French President Emmanuel Macron has pushed through a controversial bill that would increase the retirement age from 62 to 64, bypassing parliament and invoking a special constitutional power on Thursday.
The decision was made just minutes before the scheduled vote, as the government had no guarantee that the bill would receive a majority in the National Assembly, France’s lower house of parliament.
The bill, which has been met with major strikes and protests across the country since January, is the flagship legislation of Macron’s second term.
As lawmakers gathered in the National Assembly to vote on the bill, leftist members of parliament broke into the French national anthem, the Marseillaise, preventing Prime Minister Elisabeth Borne from speaking and prompting the speaker to suspend the session.

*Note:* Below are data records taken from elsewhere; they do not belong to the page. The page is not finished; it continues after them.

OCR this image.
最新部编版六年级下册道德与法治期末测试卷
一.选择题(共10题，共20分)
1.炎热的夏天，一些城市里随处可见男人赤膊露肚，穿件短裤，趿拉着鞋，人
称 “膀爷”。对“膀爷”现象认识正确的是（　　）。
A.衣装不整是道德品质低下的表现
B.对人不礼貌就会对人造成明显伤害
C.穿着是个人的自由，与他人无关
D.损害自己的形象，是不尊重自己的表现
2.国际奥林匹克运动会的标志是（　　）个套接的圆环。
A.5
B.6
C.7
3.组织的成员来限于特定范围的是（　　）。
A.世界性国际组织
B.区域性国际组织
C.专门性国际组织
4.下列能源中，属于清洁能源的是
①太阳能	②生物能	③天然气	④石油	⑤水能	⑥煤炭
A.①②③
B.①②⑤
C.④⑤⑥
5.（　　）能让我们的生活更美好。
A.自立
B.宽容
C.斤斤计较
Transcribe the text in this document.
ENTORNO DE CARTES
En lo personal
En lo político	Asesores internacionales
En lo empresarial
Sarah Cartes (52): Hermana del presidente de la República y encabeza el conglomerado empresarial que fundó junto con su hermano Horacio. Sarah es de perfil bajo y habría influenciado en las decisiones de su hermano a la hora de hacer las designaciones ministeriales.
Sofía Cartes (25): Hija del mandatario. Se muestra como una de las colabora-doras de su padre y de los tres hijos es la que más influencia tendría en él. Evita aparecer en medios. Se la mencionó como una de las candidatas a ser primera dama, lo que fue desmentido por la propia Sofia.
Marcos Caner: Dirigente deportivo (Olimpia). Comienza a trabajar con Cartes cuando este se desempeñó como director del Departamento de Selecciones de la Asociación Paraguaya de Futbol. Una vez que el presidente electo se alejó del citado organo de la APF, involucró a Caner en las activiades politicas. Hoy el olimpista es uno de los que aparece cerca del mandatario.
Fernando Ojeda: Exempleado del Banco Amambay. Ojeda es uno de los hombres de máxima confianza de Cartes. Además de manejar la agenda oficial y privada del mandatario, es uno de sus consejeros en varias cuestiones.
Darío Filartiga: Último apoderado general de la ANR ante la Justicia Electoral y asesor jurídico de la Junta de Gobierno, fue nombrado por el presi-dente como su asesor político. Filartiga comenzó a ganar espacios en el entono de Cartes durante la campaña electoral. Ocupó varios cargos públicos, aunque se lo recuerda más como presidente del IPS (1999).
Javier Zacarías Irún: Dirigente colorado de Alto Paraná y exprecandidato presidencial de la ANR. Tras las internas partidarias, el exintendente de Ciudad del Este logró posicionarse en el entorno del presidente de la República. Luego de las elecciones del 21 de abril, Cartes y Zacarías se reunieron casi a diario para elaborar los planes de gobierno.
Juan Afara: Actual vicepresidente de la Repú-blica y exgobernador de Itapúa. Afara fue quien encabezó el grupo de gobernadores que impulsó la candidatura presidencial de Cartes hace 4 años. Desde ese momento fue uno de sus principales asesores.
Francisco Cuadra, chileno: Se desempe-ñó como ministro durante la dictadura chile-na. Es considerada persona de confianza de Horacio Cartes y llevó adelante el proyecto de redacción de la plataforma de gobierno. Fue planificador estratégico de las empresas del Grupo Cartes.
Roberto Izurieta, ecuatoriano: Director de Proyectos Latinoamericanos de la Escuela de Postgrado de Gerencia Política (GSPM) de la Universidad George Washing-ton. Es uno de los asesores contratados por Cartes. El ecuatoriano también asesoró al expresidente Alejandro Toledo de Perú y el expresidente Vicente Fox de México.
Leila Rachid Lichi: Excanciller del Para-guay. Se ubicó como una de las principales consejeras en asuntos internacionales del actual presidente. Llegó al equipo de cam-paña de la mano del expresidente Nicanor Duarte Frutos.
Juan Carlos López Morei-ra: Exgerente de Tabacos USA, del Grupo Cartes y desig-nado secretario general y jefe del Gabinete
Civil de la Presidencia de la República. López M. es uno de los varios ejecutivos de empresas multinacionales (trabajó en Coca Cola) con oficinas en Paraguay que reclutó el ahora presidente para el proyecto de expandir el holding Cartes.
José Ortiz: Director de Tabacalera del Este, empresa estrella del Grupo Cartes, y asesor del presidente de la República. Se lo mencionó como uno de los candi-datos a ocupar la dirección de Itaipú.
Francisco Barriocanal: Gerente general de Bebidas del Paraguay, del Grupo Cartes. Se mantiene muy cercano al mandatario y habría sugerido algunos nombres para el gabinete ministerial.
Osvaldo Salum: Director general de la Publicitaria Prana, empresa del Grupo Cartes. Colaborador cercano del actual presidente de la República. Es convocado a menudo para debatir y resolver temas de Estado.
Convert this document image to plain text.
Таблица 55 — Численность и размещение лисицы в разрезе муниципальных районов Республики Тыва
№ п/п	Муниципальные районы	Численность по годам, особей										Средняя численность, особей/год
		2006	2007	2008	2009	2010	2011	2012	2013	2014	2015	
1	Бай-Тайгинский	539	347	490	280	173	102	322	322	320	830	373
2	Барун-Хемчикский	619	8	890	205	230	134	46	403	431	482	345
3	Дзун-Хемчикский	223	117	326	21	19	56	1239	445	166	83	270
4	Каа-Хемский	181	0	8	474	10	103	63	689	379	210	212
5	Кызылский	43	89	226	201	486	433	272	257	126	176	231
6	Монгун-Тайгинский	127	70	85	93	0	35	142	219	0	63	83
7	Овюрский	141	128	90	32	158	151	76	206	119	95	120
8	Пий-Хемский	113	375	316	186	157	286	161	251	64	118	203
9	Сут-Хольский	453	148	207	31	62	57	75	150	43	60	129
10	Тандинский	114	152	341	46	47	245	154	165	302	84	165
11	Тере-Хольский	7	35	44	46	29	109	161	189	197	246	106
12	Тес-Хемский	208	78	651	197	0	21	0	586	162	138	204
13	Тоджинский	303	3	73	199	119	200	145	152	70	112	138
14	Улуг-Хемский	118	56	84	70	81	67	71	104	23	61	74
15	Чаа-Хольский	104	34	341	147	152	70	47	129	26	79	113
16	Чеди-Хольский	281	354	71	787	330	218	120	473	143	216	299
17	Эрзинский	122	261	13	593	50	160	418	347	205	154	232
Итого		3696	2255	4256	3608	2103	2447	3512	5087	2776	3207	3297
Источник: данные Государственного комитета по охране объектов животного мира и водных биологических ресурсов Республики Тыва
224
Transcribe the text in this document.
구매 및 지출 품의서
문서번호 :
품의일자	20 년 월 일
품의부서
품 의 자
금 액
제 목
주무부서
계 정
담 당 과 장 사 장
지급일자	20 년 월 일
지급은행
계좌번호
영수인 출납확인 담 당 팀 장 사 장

The move is expected to trigger a no-confidence motion in Macron’s government, which has lost its parliamentary majority.
Earlier in the day, the Senate adopted the bill in a 193-114 vote, largely expected due to the conservative majority of the upper house of parliament favoring raising the retirement age. Leftists and far-right lawmakers are strongly opposed, and conservatives are divided, making the outcome unpredictable.
Macron has argued that raising the retirement age will ensure workers contribute more to the system, which the government says is on course to run a deficit.
He has promoted the pension changes as central to his vision for making the French economy more competitive.
However, the bill has sparked widespread protests and strikes throughout France, with nearly 500,000 people protesting against it on Wednesday.
The atmosphere was tense outside of the parliament as heavily armed guards and riot police ringed the picturesque neighborhoods around the National Assembly.
Economic challenges have prompted widespread unrest across Western Europe, with teachers, junior doctors, and public transport staff striking for higher wages in Britain, and Spain’s leftist government joining with labor unions to announce a “historic” deal to save its pension system by raising social security costs for higher wage earners.